ZOMAC regulations
Last October 9, 2017, the Ministry of Finance and Public Credit issued Regulatory Decree 1650 of 2017, through which it regulates Articles 235 to 237 of Law 1819 of 2016, related to the tax regime applicable to companies that are incorporated or formalized in the "Zonas Más Afectadas Por El Conflicto Armado -ZOMAC-" (Areas Most Affected by the Armed Conflict). Through this writing, we will highlight a good and a bad aspect of the referred regulation.
The most positive aspect, without any doubt, is the clarification and regulation of what is understood by "Development of all economic activity". The text of Article 237 of Law 1819/2016 indicated that only companies that "develop all their economic activity in the ZOMACs" would be eligible for the benefits established in the regulation, which was in direct conflict with Article 333 of the Political Constitution under the understanding that if, for example, if a company located in the ZOMAC imported raw materials or services (for industries such as agriculture or related industries), or if it had distributors in other municipalities or cities not considered as ZOMAC, it would be carrying out activities outside such zones and therefore would lose the benefits.

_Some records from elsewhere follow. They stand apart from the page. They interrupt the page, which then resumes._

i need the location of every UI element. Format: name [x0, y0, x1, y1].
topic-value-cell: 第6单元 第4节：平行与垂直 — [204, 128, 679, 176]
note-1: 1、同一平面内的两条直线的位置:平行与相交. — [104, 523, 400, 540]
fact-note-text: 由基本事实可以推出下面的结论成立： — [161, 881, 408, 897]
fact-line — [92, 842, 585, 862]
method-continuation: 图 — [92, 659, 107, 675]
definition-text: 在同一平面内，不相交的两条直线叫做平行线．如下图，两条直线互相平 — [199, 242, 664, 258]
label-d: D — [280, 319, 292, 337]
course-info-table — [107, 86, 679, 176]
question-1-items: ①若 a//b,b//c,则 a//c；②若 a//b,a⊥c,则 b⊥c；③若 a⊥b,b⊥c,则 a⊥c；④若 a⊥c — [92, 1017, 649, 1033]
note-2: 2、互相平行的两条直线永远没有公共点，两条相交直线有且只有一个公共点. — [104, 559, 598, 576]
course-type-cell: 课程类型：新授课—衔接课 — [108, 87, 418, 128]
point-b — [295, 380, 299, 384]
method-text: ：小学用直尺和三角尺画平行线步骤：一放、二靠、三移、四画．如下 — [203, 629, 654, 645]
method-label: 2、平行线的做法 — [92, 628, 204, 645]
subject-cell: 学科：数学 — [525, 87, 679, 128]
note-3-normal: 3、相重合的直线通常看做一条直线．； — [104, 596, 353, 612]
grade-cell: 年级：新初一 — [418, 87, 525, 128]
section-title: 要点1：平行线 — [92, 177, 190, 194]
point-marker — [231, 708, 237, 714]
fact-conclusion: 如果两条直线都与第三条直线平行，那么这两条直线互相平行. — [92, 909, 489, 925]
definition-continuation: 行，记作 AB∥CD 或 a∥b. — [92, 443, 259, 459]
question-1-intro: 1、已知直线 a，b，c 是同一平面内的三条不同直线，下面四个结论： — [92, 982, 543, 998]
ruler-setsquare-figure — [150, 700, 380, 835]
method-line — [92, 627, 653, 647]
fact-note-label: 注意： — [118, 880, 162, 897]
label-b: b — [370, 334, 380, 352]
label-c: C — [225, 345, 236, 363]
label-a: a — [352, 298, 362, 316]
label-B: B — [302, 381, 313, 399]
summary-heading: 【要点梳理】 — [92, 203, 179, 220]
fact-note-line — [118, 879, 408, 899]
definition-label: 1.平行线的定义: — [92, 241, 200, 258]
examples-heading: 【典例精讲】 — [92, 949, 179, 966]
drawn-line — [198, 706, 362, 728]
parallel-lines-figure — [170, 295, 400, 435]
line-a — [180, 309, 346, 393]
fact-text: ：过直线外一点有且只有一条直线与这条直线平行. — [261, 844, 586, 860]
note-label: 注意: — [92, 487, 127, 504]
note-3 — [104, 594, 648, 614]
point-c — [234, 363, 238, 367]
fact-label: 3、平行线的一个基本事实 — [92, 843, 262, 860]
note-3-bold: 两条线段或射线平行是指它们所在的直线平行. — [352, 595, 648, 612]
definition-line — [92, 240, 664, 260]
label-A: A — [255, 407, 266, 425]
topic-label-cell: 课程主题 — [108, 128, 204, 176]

In this sense, Decree 1650 specified that, in the case of industrial or agricultural activities, trade or services, it must be understood that the activity is exercised within the ZOMAC without prejudice that these are provided "within and from" these zones "to other parts of the country or abroad".
However, the regulation failed to mention that, under the same logic, the imports of goods or services necessary (from abroad or from the rest of the national territory) to develop their activity in the ZOMAC should also be understood as "developed in the ZOMAC".
The negative aspect of the ZOMAC regulations is the excess of the Government's regulatory power, and the unclear and anti-technical way in which it regulates certain aspects. Some issues in which the government exceeds its authority are the tax regime for reorganizations in which a ZOMAC company participates and the application of the rules of the transfer pricing regime in the operations of ZOMACs with their national related parties. For reasons of space, only the analysis of the first issue will be addressed in this column, leaving the second for a column entirely dedicated to such issue.
The government regulation, under the pretext of regulating an anti-circumvention clause in the ZOMAC regime, modifies the legal regime of corporate reorganizations contained in articles 319-3 to 319-9 of the Tax Statute. This modification, which could only have been made through an amendment to Law 1607/2012, indicates (in a very confusing and anti-technical way) that if a ZOMAC company merges, or participates as a spin-off in a spin-off operation, with another or other companies that are not in such regime, they must "liquidate the income tax rate and complementary (sic) and determine the operations at market prices", liquidating, in any case, the higher of the rates that corresponded to the companies participating in the merger or spin-off.
This reform to the tax regime for reorganizations -via regulatory decree- contravenes the whole philosophy of tax neutrality and deferral for this type of operations established in Law 1607 of 2012.
In its jurisprudence, the Council of State has said that the president, under the pretext of regulating a rule, cannot modify, expand or restrict the meaning of the law by issuing new provisions or deleting those contained therein, because this would not be regulating but legislating" (Ruling 2013-00149 of 09/19/2016 C.P. Jaime Orlando Santofimio Gamboa). This is precisely what the Government is doing with the regime of corporate reorganizations in which a ZOMAC company participates, which will undoubtedly lead to the nullity of such regulation being sued for contravening the principle of legality that governs our legal system.